Présenté en ouverture de Vues d’Afrique, le film Zizou de Férid Boughédir est réalisation aux effluves comiques qui revient à travers les traits de Zizou, sur une période charnière de la Tunisie: les premières vagues de rébellion de la population avant la chute de Ben Ali.

Avec son long métrage, le réalisateur nous emmène du côté de Tunis en 2010 avant les manifestations du Printemps arabe et la chute du président Ben Ali. Ce sont les prémices de cette rébellion de la population tunisienne que le réalisateur propose de découvrir à travers l’histoire du personnage principal.

Quittant son village natal pour rejoindre la capitale, Zizou, de son vrai prénom Aziz, décide de s’installer et de découvrir la vie à Tunis, avec son chapeau, sa valise et sa bonne volonté.

Ayant en plus d’une gentillesse contagieuse, une éducation scolaire plus développée que la moyenne, il devient rapidement réparateur d’antennes de télévision. Ce travail lui permet de vagabonder dans les différentes sphères sociales de la ville, mais aussi de rencontrer celle pour qui son coeur va s’emballer dès le premier regard.

Naïveté, maladresse et gentillesse sont les principales caractéristiques de Zizou, ce qui va lui jouer des tours au fil de ses rencontres, mais aussi attirer la complaisance de certains.

Le tout se passe pendant les débuts d’une rébellion de la population de Tunis qui commence à se poser de sérieuses questions sur les méthodes employées par les hauts placés de l’État tunisien.

Troisième long métrage du réalisateur tunisien Férid Boughédir, Zizou a remporté en 2016, le prix du meilleur film arabe de l’année au festival international du Film du Caire. Ancien critique de cinéma, il s’est reconverti dans la réalisation depuis plusieurs années afin de donner un souffle nouveau à sa carrière.

Férid Boughédir réussit une belle performance avec son film. Il arrive à faire rire avec des plans, des dialogues qui font mouche et qui démontent le côté conservatisme d’une époque révolue maintenant.

Tout est évoqué: la censure des réseaux sociaux, le rôle des femmes, l’emprise des puissants sur la population, la vie politique avec entre autres des remarques acerbes contre le système politique de l’époque.

Le cinéaste n’hésite pas, par exemple, à rire de manière grossière avec la sexualité pour mieux déstabiliser le public et le surprendre (“Je penserai à toi en le suçant” une femme parlant d’un bonbon offert par un homme). Il a pris l’option de se moquer et de caricaturer certaines personnes de la société tunisienne:  les puissants, les commerçants, les politiques.

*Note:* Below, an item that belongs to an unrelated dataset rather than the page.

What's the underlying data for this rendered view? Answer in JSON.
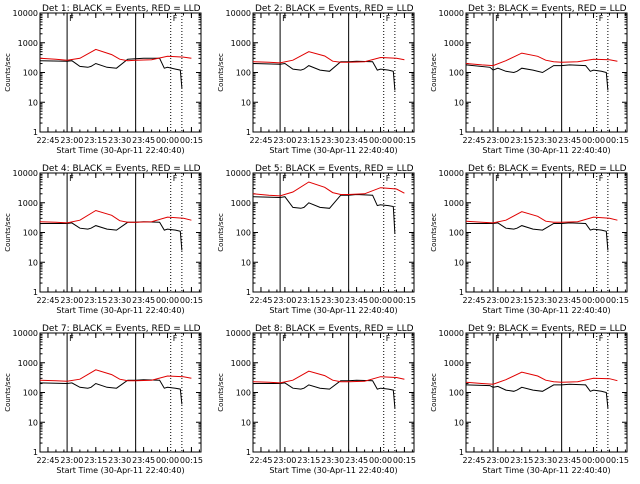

Les nons-dits, la culture du silence sont des éléments dont le réalisateur a voulu faire apparaître de manière satyrique. Férid Boughédir ose et critique de manière acerbe une société où la séquestration de la femme est encore normale en 2010.

Son humour insolent donne une couleur au film et témoigne d’une envie d’insolence cinématographique appréciable. Plusieurs plans des hauteurs de Tunis méritent une mention spéciale de par leur qualité.

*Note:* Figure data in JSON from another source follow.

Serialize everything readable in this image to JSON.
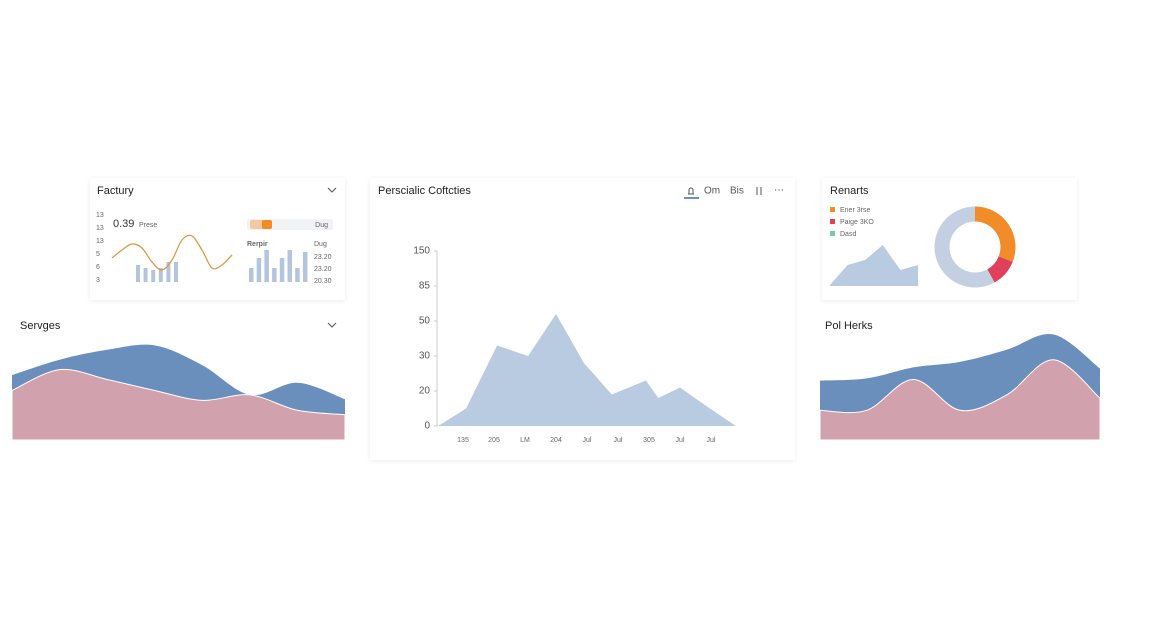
{
  "factury": {
    "title": "Factury",
    "stat": "0.39",
    "stat_label": "Prese",
    "axis_labels": [
      "13",
      "13",
      "13",
      "5",
      "6",
      "3"
    ],
    "toggle_label": "Dug",
    "sub_title": "Rerpir",
    "sub_unit": "Dug",
    "sub_values": [
      "23.20",
      "23.20",
      "20.30"
    ],
    "line": {
      "color": "#d99a4a",
      "values": [
        22,
        30,
        36,
        32,
        18,
        10,
        20,
        40,
        44,
        30,
        12,
        15,
        25
      ]
    },
    "bars": {
      "color": "#b4c4dc",
      "values": [
        17,
        14,
        12,
        14,
        20,
        20
      ]
    },
    "right_bars": {
      "color": "#b4c4dc",
      "values": [
        14,
        24,
        32,
        14,
        24,
        32,
        14,
        30
      ]
    }
  },
  "services": {
    "title": "Servges",
    "type": "stacked-area",
    "ylim": [
      0,
      100
    ],
    "series": [
      {
        "color": "#d1a1ae",
        "values": [
          45,
          64,
          55,
          45,
          36,
          41,
          27,
          23
        ]
      },
      {
        "color": "#6a8fbd",
        "values": [
          14,
          9,
          27,
          41,
          32,
          0,
          25,
          14
        ]
      }
    ]
  },
  "main_chart": {
    "title": "Perscialic Coftcties",
    "tabs": [
      "Om",
      "Bis"
    ],
    "type": "area",
    "color": "#b9cbe0",
    "x": [
      0.2,
      1.1,
      2.1,
      3.1,
      4,
      4.9,
      5.8,
      6.9,
      7.3,
      8,
      8.8,
      9.8
    ],
    "values": [
      0,
      0.5,
      2.3,
      2.0,
      3.2,
      1.8,
      0.9,
      1.3,
      0.8,
      1.1,
      0.6,
      0
    ],
    "xlim": [
      0,
      10
    ],
    "ylim": [
      0,
      5
    ],
    "yticks": [
      0,
      {
        "value": 1,
        "label": "20"
      },
      {
        "value": 2,
        "label": "30"
      },
      {
        "value": 3,
        "label": "50"
      },
      {
        "value": 4,
        "label": "85"
      },
      {
        "value": 5,
        "label": "150"
      }
    ],
    "xticks": [
      {
        "value": 1,
        "label": "135"
      },
      {
        "value": 2,
        "label": "205"
      },
      {
        "value": 3,
        "label": "LM"
      },
      {
        "value": 4,
        "label": "204"
      },
      {
        "value": 5,
        "label": "Jul"
      },
      {
        "value": 6,
        "label": "Jul"
      },
      {
        "value": 7,
        "label": "305"
      },
      {
        "value": 8,
        "label": "Jul"
      },
      {
        "value": 9,
        "label": "Jul"
      }
    ]
  },
  "reports": {
    "title": "Renarts",
    "legend": [
      {
        "name": "Ener 3rse",
        "color": "#f28c28"
      },
      {
        "name": "Paige 3KO",
        "color": "#e0405a"
      },
      {
        "name": "Dasd",
        "color": "#7cc8a0"
      }
    ],
    "area": {
      "color": "#b9cbe0",
      "values": [
        1,
        21,
        26,
        41,
        16,
        21
      ]
    },
    "donut": {
      "values": [
        31,
        11,
        58
      ],
      "colors": [
        "#f28c28",
        "#e0405a",
        "#c4d0e2"
      ]
    }
  },
  "pol_herks": {
    "title": "Pol Herks",
    "type": "stacked-area",
    "ylim": [
      0,
      100
    ],
    "series": [
      {
        "color": "#d1a1ae",
        "values": [
          27,
          27,
          55,
          27,
          41,
          73,
          38
        ]
      },
      {
        "color": "#6a8fbd",
        "values": [
          27,
          29,
          11,
          44,
          41,
          23,
          27
        ]
      }
    ]
  }
}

Zizou est attachant, courageux et avec ce brin de naïveté qui le rend touchant par moment, il est d’ailleurs à noter l’excellente performance de l’acteur Zied Ayadi.

L’ensemble de la distribution de qualité offre au film de Férid Boughédir, une comédie  qui se regarde agréablement.

Zizou est une réalisation réussie, n’hésitant plus à montrer et à mettre en avant une Tunisie décomplexée et audacieuse pour le plus grand bonheur des cinéastes et du public friands de cette évolution.